Der erste Biograph des heiligen Franziskus, Thomas von Celano, beschreibt die Weihnachtsnacht von 1223, deren 800. Jahrestag wir dieses Jahr begehen. Als Franziskus ankam, war schon alles vorbereitet: die Krippe mit Heu, Ochs und Esel. Der Anblick der Weihnachtsszene erfüllte die herbeigeeilten Menschen mit unsagbarer, nie zuvor gekannter Freude. Dann feierte der Priester über der Krippe feierlich die Eucharistie und machte so die Verbindung zwischen der Menschwerdung des Sohnes Gottes und der Eucharistie sichtbar.

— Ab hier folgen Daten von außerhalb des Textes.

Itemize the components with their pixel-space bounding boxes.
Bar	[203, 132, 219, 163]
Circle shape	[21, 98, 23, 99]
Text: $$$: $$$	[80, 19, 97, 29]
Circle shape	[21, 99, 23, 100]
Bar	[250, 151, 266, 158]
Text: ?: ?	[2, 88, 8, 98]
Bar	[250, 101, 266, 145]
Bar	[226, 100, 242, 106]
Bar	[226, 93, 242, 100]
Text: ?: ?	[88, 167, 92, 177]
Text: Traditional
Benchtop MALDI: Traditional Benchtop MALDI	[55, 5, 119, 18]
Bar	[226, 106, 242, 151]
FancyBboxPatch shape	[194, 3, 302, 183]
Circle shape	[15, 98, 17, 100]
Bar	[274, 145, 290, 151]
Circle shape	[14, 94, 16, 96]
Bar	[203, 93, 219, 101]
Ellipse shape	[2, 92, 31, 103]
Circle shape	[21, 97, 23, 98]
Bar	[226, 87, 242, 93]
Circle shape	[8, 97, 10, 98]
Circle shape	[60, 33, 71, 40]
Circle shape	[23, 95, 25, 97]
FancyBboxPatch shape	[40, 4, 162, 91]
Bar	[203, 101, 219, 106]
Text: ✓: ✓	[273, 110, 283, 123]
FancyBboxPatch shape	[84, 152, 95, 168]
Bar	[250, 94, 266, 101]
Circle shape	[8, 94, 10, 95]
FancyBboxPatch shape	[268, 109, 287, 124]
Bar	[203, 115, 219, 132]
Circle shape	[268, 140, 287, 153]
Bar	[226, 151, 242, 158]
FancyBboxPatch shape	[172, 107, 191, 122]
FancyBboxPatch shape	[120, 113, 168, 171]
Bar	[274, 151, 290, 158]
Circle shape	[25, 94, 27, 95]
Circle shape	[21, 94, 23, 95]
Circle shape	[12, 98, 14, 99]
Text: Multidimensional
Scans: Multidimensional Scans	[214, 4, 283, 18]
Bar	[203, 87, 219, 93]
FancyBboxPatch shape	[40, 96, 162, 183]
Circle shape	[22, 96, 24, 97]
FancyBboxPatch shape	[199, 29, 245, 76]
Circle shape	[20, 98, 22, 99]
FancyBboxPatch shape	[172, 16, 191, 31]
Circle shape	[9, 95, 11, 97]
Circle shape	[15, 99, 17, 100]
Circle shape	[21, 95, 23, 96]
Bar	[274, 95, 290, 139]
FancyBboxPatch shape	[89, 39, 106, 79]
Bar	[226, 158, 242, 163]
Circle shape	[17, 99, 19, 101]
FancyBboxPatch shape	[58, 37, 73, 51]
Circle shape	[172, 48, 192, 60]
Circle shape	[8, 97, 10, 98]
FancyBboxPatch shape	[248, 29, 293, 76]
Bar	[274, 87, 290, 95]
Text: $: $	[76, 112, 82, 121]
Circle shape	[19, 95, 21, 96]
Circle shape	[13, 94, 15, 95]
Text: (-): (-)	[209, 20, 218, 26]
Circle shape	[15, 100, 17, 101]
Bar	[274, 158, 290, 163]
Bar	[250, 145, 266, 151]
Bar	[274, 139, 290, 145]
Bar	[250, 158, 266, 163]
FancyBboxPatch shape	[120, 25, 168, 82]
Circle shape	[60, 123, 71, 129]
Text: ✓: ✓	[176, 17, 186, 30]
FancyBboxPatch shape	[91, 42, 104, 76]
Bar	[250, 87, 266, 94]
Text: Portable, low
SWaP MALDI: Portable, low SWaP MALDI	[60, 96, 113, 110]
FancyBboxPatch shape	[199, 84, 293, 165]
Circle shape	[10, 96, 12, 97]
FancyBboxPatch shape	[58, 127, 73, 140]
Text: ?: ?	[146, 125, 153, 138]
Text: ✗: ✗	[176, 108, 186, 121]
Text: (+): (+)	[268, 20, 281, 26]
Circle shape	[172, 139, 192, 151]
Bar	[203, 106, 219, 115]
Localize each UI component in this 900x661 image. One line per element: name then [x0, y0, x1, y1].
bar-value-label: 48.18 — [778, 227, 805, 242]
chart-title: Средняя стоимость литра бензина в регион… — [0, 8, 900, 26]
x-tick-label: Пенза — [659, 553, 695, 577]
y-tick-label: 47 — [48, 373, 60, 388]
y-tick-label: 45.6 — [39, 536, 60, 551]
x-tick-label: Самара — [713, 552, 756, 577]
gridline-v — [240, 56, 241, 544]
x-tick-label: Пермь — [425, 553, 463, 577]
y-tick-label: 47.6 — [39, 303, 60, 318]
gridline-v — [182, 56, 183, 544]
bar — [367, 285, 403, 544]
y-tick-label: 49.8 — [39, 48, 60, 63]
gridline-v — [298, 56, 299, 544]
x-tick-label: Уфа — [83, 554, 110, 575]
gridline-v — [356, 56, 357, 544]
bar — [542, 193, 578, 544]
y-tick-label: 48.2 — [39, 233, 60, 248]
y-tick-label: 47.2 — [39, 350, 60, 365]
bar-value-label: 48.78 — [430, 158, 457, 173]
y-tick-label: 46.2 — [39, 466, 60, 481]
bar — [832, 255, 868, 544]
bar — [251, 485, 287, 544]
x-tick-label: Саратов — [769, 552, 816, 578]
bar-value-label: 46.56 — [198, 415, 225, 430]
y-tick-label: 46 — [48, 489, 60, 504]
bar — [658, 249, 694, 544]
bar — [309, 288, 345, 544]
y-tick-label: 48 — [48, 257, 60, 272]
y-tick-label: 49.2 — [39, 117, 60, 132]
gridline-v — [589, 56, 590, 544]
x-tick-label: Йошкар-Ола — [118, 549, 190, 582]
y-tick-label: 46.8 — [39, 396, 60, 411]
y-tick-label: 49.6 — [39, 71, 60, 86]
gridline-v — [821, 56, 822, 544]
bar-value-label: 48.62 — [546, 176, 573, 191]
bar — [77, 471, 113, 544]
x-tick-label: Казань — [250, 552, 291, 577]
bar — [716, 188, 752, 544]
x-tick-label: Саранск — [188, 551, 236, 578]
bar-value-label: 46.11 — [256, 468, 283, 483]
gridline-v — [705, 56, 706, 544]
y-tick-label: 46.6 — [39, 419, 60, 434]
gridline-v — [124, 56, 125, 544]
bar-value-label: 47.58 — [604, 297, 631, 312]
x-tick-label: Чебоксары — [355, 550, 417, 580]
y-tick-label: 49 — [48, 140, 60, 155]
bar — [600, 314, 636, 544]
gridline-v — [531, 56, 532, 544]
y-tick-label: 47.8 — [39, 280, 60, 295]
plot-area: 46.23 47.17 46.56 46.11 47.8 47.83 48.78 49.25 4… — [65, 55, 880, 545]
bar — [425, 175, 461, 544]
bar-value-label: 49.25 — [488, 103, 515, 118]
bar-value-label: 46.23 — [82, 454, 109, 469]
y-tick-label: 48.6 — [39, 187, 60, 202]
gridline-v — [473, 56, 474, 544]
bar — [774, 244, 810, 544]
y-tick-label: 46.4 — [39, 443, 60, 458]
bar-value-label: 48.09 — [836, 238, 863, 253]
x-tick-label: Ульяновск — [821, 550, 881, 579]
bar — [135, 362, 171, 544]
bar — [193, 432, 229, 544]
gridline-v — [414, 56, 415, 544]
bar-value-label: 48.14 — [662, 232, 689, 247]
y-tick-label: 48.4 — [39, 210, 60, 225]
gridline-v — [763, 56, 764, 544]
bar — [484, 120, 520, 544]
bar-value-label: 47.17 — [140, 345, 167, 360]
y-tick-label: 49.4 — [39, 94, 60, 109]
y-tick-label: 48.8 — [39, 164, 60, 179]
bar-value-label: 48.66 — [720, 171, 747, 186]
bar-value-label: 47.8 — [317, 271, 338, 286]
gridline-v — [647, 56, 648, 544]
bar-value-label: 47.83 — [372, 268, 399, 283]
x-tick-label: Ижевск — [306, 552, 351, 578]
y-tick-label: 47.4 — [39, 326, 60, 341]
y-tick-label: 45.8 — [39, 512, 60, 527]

Bei dieser Gelegenheit kamen in Greccio keine Figuren zum Einsatz: Die Anwesenden selbst haben die Krippenszene dargestellt und erlebt.

Ich bin mir sicher, dass die erste Krippe, die schon vor 800 Jahren ein großes Werk der Evangelisierung vollbrachte, auch heute noch Anlass zu Staunen und Verwunderung geben kann. Was der heilige Franziskus mit der Einfachheit dieses Zeichens begann, hat noch heute Fortbestand als wahre Form der Schönheit unseres Glaubens.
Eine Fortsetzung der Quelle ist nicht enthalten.